Section 3.1    Events of Default. Section 5.01 of the Base Indenture shall not apply to the Notes, and
the following section shall supersede Section 5.01 of the Base Indenture with respect to the Notes. The following events are “Events of Default” with respect to the Notes: 

(a)    default for 30 days in the payment of any installment of interest under the Notes; 

(b)    default in the payment of the principal amount or redemption price due with respect to the Notes, when the same
becomes due and payable; provided, however, that a valid extension of the maturity of the Notes in accordance with the terms of the Indenture shall not constitute a default in the payment in principal; 

(c)    the Company’s failure to comply with any of its other agreements in the Notes or the Indenture upon the
Company’s receipt of notice of such default by the Trustee or by Holders of not less than 25% in aggregate principal amount of the Notes then outstanding and the Company’s failure to cure (or obtain a waiver of) such default within
60 days after it receives such notice; 
 (d)    the Company or its Subsidiaries’ failure to pay any Recourse
Indebtedness for money borrowed in an outstanding principal amount in excess of $50,000,000 at final maturity or upon acceleration after the expiration of any applicable grace period, which Recourse Indebtedness is not discharged, or such default in
payment or acceleration is not cured or rescinded, within 30 days after written notice to the Company from the Trustee (or to the Company and the Trustee from Holders of at least 25% in principal amount of the outstanding Notes); or 

(e)    the Company or any of its Material Subsidiaries pursuant to or under or within the meaning of any Bankruptcy Law:

 (i)    commences a voluntary case or proceeding seeking liquidation, reorganization or other relief
with respect to the Company or any of its Material Subsidiaries or its debts or seeking the appointment of a trustee, receiver, liquidator, custodian or other similar official for the Company or any of its Material Subsidiaries or for any
substantial part of the property of the Company or any of its Material Subsidiaries; or 

(ii)    consents to any such relief or to the appointment of or taking possession by any such official in
an involuntary case or other proceeding commenced against the Company or any of its Material Subsidiaries; or 

(iii)    consents to the appointment of a custodian for it or for all or substantially all of its property;
or 
 (iv)    makes a general assignment for the benefit of creditors; or 

(f)    an involuntary case or other proceeding shall be commenced against the Company or any of its Material Subsidiaries
seeking liquidation, reorganization or other relief with respect to the Company or any of its Material Subsidiaries or its debts under any bankruptcy, insolvency or other similar law now or hereafter in effect or seeking the appointment of a
trustee, receiver, liquidator, custodian or other similar official for the Company or any of its Material Subsidiaries or for any substantial part of the property of the Company or any of its Material Subsidiaries, and such involuntary case or other
proceeding shall remain undismissed and unstayed for a period of thirty (30) calendar days; or 

  
 11 

 (g)    a court of competent jurisdiction enters an order or decree under
any Bankruptcy Law that: 
 (i)    is for relief against the Company or any of its Material Subsidiaries
in an involuntary case or proceeding; or 
 (ii)     appoints a trustee, receiver, liquidator, custodian
or other similar official for the Company of any of its Material Subsidiaries or for any substantial part of the property of the Company or any of its Material Subsidiaries; or 

(iii)    orders the liquidation of the Company or any of its Material Subsidiaries; 

and, in each case in this clause (g), the order or decree remains unstayed and in effect for thirty (30) calendar days. 

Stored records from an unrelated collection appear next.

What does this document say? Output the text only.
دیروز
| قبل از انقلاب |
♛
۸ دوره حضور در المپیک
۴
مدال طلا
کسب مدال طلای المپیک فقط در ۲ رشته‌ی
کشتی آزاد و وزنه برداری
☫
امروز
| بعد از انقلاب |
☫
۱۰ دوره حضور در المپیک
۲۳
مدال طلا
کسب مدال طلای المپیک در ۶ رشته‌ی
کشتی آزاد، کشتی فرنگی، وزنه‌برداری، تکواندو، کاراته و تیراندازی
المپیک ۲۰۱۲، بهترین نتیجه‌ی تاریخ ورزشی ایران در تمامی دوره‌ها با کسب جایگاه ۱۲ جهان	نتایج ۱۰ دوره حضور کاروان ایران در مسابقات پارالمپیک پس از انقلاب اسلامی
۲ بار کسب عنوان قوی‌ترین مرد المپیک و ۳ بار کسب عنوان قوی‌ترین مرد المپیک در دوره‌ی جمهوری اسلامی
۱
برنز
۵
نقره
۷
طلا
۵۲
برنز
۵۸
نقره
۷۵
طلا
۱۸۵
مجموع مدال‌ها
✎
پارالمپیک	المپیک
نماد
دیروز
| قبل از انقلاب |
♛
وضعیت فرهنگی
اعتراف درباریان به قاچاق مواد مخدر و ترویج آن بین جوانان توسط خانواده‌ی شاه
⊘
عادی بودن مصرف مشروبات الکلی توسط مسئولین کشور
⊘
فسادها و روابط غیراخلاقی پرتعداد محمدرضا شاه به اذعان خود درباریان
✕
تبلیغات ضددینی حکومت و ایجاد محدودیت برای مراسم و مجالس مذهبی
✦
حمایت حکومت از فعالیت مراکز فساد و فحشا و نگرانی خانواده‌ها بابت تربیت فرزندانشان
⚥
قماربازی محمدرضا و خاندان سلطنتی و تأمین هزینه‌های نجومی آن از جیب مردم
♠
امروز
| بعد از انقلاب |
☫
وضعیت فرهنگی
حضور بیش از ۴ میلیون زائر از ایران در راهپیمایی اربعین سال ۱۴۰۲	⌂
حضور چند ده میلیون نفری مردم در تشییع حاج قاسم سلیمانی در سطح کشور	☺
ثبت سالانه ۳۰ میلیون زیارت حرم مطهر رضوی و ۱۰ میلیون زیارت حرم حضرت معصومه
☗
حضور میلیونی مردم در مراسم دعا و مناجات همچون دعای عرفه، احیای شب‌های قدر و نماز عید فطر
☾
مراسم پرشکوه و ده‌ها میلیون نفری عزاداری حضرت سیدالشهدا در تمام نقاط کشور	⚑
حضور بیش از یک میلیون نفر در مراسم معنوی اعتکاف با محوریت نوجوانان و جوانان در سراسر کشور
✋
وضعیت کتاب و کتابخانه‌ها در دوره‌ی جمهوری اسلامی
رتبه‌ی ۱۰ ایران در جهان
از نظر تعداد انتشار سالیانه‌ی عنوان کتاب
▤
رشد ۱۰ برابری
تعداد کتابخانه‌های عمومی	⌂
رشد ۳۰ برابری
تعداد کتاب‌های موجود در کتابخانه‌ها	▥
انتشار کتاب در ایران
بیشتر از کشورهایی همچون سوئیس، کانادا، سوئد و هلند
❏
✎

As used in this Section 3.1, the term “Material Subsidiary” means any Subsidiary that meets either of the following conditions:
(1) the Company and its other Subsidiaries’ investments in and advances to the Subsidiary exceed 10% of the Company and its Subsidiaries’ total consolidated assets (determined in accordance with GAAP) as of the end of the most recent
fiscal quarter for which a periodic report has been filed under the Exchange Act; or (2) the Company and its other Subsidiaries’ proportionate share of the total assets (after intercompany eliminations) of the Subsidiary exceeds 10% of the
Company and its Subsidiaries’ total consolidated assets (determined in accordance with GAAP) as of the end of the most recent fiscal quarter for which a period report has been filed under the Exchange Act. 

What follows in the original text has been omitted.